事件があったのは2024年10月。高橋被告は、北九州市小倉南区の採石場で勤務中、上司の山崎雄二さん(当時51)を重さ約72トン、タイヤの直径が2.7メートルもある大型ダンプカーでひき殺したほか、同僚の男性作業員や現場責任者の男性もひき殺そうとして逮捕され、殺人と殺人未遂の罪で起訴された。

現場に止まっている大型ダンプカーは、タイヤだけでも捜査員の背丈を優に上回っている大きさだ。

5月2日に開かれた初公判で、起訴内容を認めた高橋被告。検察側は冒頭陳述で「職場内のトラブルから極めて巨大な大型ダンプトラックで突っ込み、1人をひいて殺害。車両を切り返し、逃げた男性作業員らに目がけて突っ込んだ」と指摘した。

一方、弁護側は「上司の口調の激しさや無視をパワハラと悩んでいた。動機も突発的」などとして情状酌量を求めていた。

「頭に血が上ってかっとなり…」
5月4日の被告人質問で、高橋被告は「頭に血が上ってかっとなり、そのままアクセルを踏み込みました」と証言した。
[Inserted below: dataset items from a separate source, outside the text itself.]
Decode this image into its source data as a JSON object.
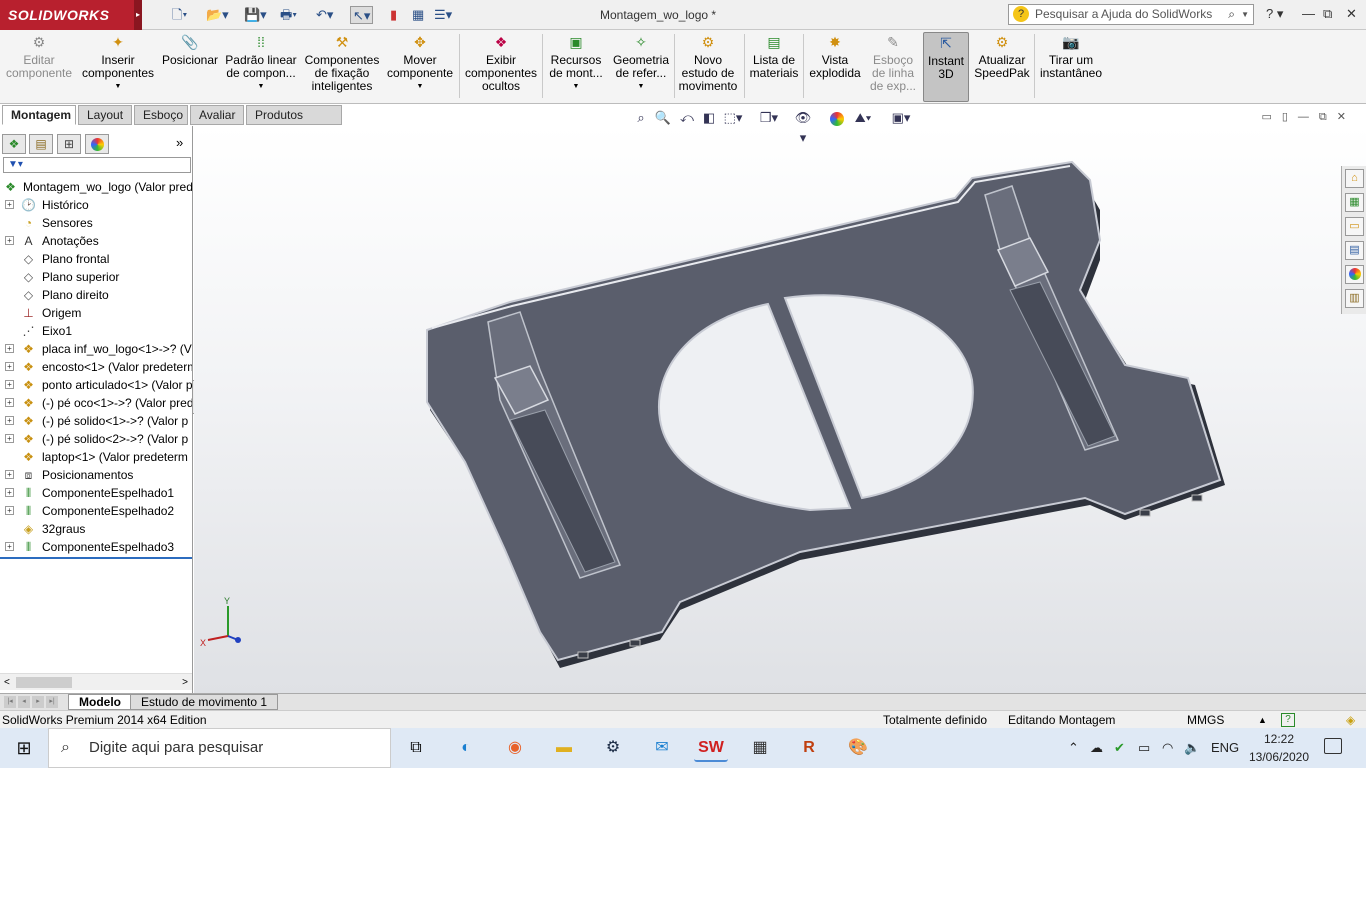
{
  "app": {
    "brand": "SOLIDWORKS",
    "document_title": "Montagem_wo_logo *",
    "search_placeholder": "Pesquisar a Ajuda do SolidWorks"
  },
  "ribbon": {
    "buttons": [
      {
        "label": "Editar\ncomponente",
        "disabled": true
      },
      {
        "label": "Inserir\ncomponentes",
        "disabled": false
      },
      {
        "label": "Posicionar",
        "disabled": false
      },
      {
        "label": "Padrão linear\nde compon...",
        "disabled": false
      },
      {
        "label": "Componentes\nde fixação\ninteligentes",
        "disabled": false
      },
      {
        "label": "Mover\ncomponente",
        "disabled": false
      },
      {
        "label": "Exibir\ncomponentes\nocultos",
        "disabled": false
      },
      {
        "label": "Recursos\nde mont...",
        "disabled": false
      },
      {
        "label": "Geometria\nde refer...",
        "disabled": false
      },
      {
        "label": "Novo\nestudo de\nmovimento",
        "disabled": false
      },
      {
        "label": "Lista de\nmateriais",
        "disabled": false
      },
      {
        "label": "Vista\nexplodida",
        "disabled": false
      },
      {
        "label": "Esboço\nde linha\nde exp...",
        "disabled": true
      },
      {
        "label": "Instant\n3D",
        "disabled": false,
        "active": true
      },
      {
        "label": "Atualizar\nSpeedPak",
        "disabled": false
      },
      {
        "label": "Tirar um\ninstantâneo",
        "disabled": false
      }
    ]
  },
  "command_tabs": [
    "Montagem",
    "Layout",
    "Esboço",
    "Avaliar",
    "Produtos Office"
  ],
  "tree": {
    "root": "Montagem_wo_logo  (Valor pred",
    "items": [
      {
        "label": "Histórico",
        "icon": "history-icon",
        "expand": true
      },
      {
        "label": "Sensores",
        "icon": "sensor-icon",
        "expand": false
      },
      {
        "label": "Anotações",
        "icon": "annotation-icon",
        "expand": true
      },
      {
        "label": "Plano frontal",
        "icon": "plane-icon",
        "expand": false
      },
      {
        "label": "Plano superior",
        "icon": "plane-icon",
        "expand": false
      },
      {
        "label": "Plano direito",
        "icon": "plane-icon",
        "expand": false
      },
      {
        "label": "Origem",
        "icon": "origin-icon",
        "expand": false
      },
      {
        "label": "Eixo1",
        "icon": "axis-icon",
        "expand": false
      },
      {
        "label": "placa inf_wo_logo<1>->? (V",
        "icon": "part-icon",
        "expand": true
      },
      {
        "label": "encosto<1> (Valor predeterm",
        "icon": "part-icon",
        "expand": true
      },
      {
        "label": "ponto articulado<1> (Valor p",
        "icon": "part-icon",
        "expand": true
      },
      {
        "label": "(-) pé oco<1>->? (Valor pred",
        "icon": "part-icon",
        "expand": true
      },
      {
        "label": "(-) pé solido<1>->? (Valor p",
        "icon": "part-icon",
        "expand": true
      },
      {
        "label": "(-) pé solido<2>->? (Valor p",
        "icon": "part-icon",
        "expand": true
      },
      {
        "label": "laptop<1> (Valor predeterm",
        "icon": "part-icon",
        "expand": false
      },
      {
        "label": "Posicionamentos",
        "icon": "mates-icon",
        "expand": true
      },
      {
        "label": "ComponenteEspelhado1",
        "icon": "mirror-icon",
        "expand": true
      },
      {
        "label": "ComponenteEspelhado2",
        "icon": "mirror-icon",
        "expand": true
      },
      {
        "label": "32graus",
        "icon": "angle-icon",
        "expand": false
      },
      {
        "label": "ComponenteEspelhado3",
        "icon": "mirror-icon",
        "expand": true
      }
    ]
  },
  "bottom_tabs": [
    "Modelo",
    "Estudo de movimento 1"
  ],
  "status": {
    "edition": "SolidWorks Premium 2014 x64 Edition",
    "definition": "Totalmente definido",
    "mode": "Editando Montagem",
    "units": "MMGS"
  },
  "triad": {
    "x": "X",
    "y": "Y"
  },
  "taskbar": {
    "search_placeholder": "Digite aqui para pesquisar",
    "lang": "ENG",
    "time": "12:22",
    "date": "13/06/2020"
  },
  "colors": {
    "model": "#5a5e6c",
    "model_edge": "#c8cbd4",
    "brand": "#b8202e"
  }
}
▼弁護側「ダンプトラックにひかれてしまうとどうなるか分かりますか?」
▼高橋被告「死亡する可能性があります」
▼弁護側「山崎さんの遺体は見ましたか?」
▼高橋被告「はい。『大変なことをしてしまった』という気持ちがこみ上げてきました」

検察側は論告求刑公判で「人命を意に介さない強固な殺意があった」などとして高橋被告に懲役28年を求刑。一方、弁護側は「被告が反省していて、計画性がなく、強固な殺意もなかった」などとして懲役13年が妥当だと主張した。
「被告を懲役23年に処する」
そして、開かれた判決公判。福岡地裁小倉支部の三芳純平裁判長は、「本件ダンプトラックは巨大で、これで人をひけば死亡させることは必至。上司や同僚へ不満を有していたことと殺人行為に及ぶこととの間には飛躍があり、正当化する事情は見当たらず、非常に悪質」と断罪。

「事実関係を認め、謝罪の言葉を述べている点を考慮しても、刑事責任は重大」として、高橋被告に懲役23年の判決を言い渡した。